On this basis, pairing these inverse finite groups of order n and -n, we form the elements of a field under multiplication and addition, where

c/d * d/c = (c*d)/(d*c) = 0/0 * 0/0 = 0,

which is the identity element of the field (i.e. an element in the union of the infinite and finite groups) under multiplication. On the other hand, the addition operation gives the same result.

c/d + d/c = (c+d)/(d+c) = 0/0 + 0/0 = 0,

which is the identity element of the field under addition.

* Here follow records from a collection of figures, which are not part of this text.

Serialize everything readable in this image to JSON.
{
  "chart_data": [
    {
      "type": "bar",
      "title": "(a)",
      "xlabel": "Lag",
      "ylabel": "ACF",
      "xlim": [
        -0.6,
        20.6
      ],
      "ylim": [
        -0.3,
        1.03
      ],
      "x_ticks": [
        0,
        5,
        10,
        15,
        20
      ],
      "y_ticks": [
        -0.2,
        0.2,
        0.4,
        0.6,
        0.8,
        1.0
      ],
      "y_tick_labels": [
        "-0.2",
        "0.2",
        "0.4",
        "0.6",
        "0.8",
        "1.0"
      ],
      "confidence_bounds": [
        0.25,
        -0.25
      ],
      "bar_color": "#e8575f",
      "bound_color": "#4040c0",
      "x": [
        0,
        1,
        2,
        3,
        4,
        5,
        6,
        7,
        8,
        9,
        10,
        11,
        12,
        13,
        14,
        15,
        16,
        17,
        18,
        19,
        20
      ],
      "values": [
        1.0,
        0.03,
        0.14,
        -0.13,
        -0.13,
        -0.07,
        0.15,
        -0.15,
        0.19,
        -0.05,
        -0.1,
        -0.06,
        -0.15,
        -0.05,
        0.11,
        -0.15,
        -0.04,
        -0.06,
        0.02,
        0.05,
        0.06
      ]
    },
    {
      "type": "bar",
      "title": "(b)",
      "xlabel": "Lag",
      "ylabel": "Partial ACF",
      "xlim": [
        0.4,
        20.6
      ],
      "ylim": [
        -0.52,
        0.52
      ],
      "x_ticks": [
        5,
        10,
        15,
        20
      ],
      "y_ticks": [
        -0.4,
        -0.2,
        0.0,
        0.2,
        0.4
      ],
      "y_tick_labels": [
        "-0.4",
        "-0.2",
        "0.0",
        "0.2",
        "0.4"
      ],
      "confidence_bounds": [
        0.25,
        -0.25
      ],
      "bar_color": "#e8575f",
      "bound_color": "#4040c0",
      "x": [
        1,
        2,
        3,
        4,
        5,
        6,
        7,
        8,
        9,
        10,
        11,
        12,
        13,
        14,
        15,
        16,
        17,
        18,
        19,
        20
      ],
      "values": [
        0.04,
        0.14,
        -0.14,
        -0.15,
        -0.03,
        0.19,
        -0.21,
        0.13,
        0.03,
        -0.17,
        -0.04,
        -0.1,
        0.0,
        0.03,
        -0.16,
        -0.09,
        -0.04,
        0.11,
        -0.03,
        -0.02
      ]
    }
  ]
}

Hence, as long as a|b = b|a = a-b = 0, then the field identity element is zero, under both multiplication and addition, but if a|b is less than zero, then b|a is necessarily greater than zero, and vice versa. Therefore, in the non-zero case, c and d will always have opposite polarities. Then, in either case where a > b, or a < b,

c/d + d/c = (c+(-d))/((-d)+c) = 0/0 = 0..

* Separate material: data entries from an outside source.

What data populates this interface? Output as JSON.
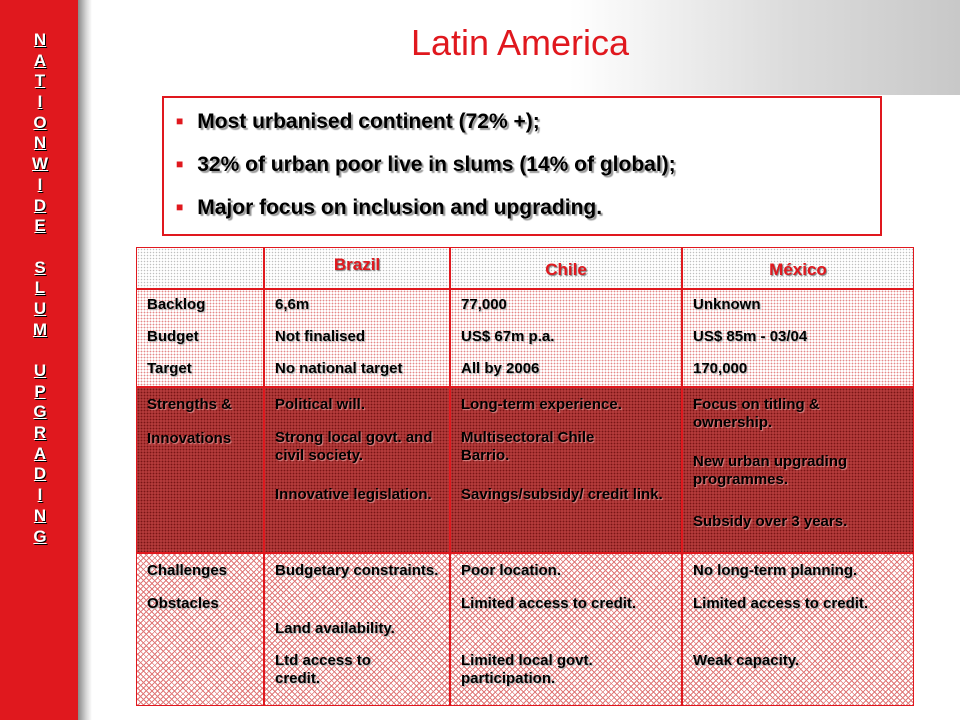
{
  "sidebar": {
    "letters": [
      "N",
      "A",
      "T",
      "I",
      "O",
      "N",
      "W",
      "I",
      "D",
      "E",
      "",
      "S",
      "L",
      "U",
      "M",
      "",
      "U",
      "P",
      "G",
      "R",
      "A",
      "D",
      "I",
      "N",
      "G"
    ]
  },
  "title": "Latin America",
  "bullets": [
    "Most urbanised continent (72% +);",
    "32% of urban poor live in slums (14% of global);",
    "Major focus on inclusion and upgrading."
  ],
  "table": {
    "headers": [
      "Brazil",
      "Chile",
      "México"
    ],
    "rows": [
      {
        "labels": [
          "Backlog",
          "Budget",
          "Target"
        ],
        "brazil": [
          "6,6m",
          "Not finalised",
          "No national target"
        ],
        "chile": [
          "77,000",
          "US$ 67m  p.a.",
          "All by 2006"
        ],
        "mexico": [
          "Unknown",
          "US$ 85m  -  03/04",
          "170,000"
        ]
      },
      {
        "labels": [
          "Strengths &",
          "Innovations"
        ],
        "brazil": [
          "Political will.",
          "Strong local govt. and civil society.",
          "Innovative legislation."
        ],
        "chile": [
          "Long-term experience.",
          "Multisectoral Chile Barrio.",
          "Savings/subsidy/ credit link."
        ],
        "mexico": [
          "Focus on titling & ownership.",
          "New urban upgrading programmes.",
          "Subsidy over 3 years."
        ]
      },
      {
        "labels": [
          "Challenges",
          "Obstacles"
        ],
        "brazil": [
          "Budgetary constraints.",
          "Land availability.",
          "Ltd access to credit."
        ],
        "chile": [
          "Poor location.",
          "Limited access to credit.",
          "Limited local govt. participation."
        ],
        "mexico": [
          "No long-term planning.",
          "Limited access to credit.",
          "Weak capacity."
        ]
      }
    ]
  },
  "colors": {
    "accent": "#e0181e",
    "dark_row": "#b33a3a"
  }
}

In other words, under addition, the field element doesn’t change from 0, regardless of the size (n*1) of a and b, but, on the other hand, under multiplication, the field element does change:

c/d * d/c = (c*(-d))/(-d*(c)) = -(n*1)/-(n*1) = (n*1),

when a > b, and

c/d * d/c = (-c*d)/(d*(-c)) = -(n*1)/-(n*1) = (n*1),

when a < b. 

This, then, is the reason that we can use the “meshed gears” analogy to quantify the numerical relationship of the S|T units, at the apexes of the triplets, although it’s now clear that increasing the diameter of the gears, as the ratios change, is not the correct representation of the ratio.  There is another way that corresponds to the field values we’ve just been describing.  To see this, consider the graphic below, which illustrates how the finite groups of order n and -n are embedded in the infinite group.

Figure 1.  Finite Group of Order 1 and Order -1

In the figure above, we can see that selecting -2 and 2, from the infinite group of RNs gives us two finite groups, one generated by the identity element c, where a|b = 2|2, and one generated by the inverse identity element d, where b|a = 2|2. However, the order of the two groups should be 3; that is, the order should be 2(|a|-1)+1 = 2(2-1)+1 = 3, but it isn’t.  Instead, we get a finite group of order 11. 

Of course, the order has increased because we are using the RNs, not their integer equivalents. In the case of RNs, two out of four units are required to reach a unit value of -2, from 0, but four of these same units are required to reach 2, from -2.  In other words, the distance between -2 and 2 is four units, or 4(.5) = 2.

Thus, the total distance from 0 to -2, and from -2 to 2, or vice versa, is 2+4 = 6. Plugging this number into our equation for order gives us

2(6-1) + 1 = 10 + 1 = 11,

the number of elements in the two finite groups shown above. However, this non-intuitive result stems from the mathematical properties of the group, because we have combined the inverse elements of the infinite group to get the identity element of both the infinite group and the corresponding finite group.  Moreover, we see that the identity element of the infinite group is 0, which is now understood as the reciprocal of the identity element of finite groups; that is, 0 is the reciprocal of infinity, and discrete is the reciprocal of continuous.   This stuff is mind-blowing, but it all proceeds from the symmetry of reciprocity, the most fundamental property of the universe.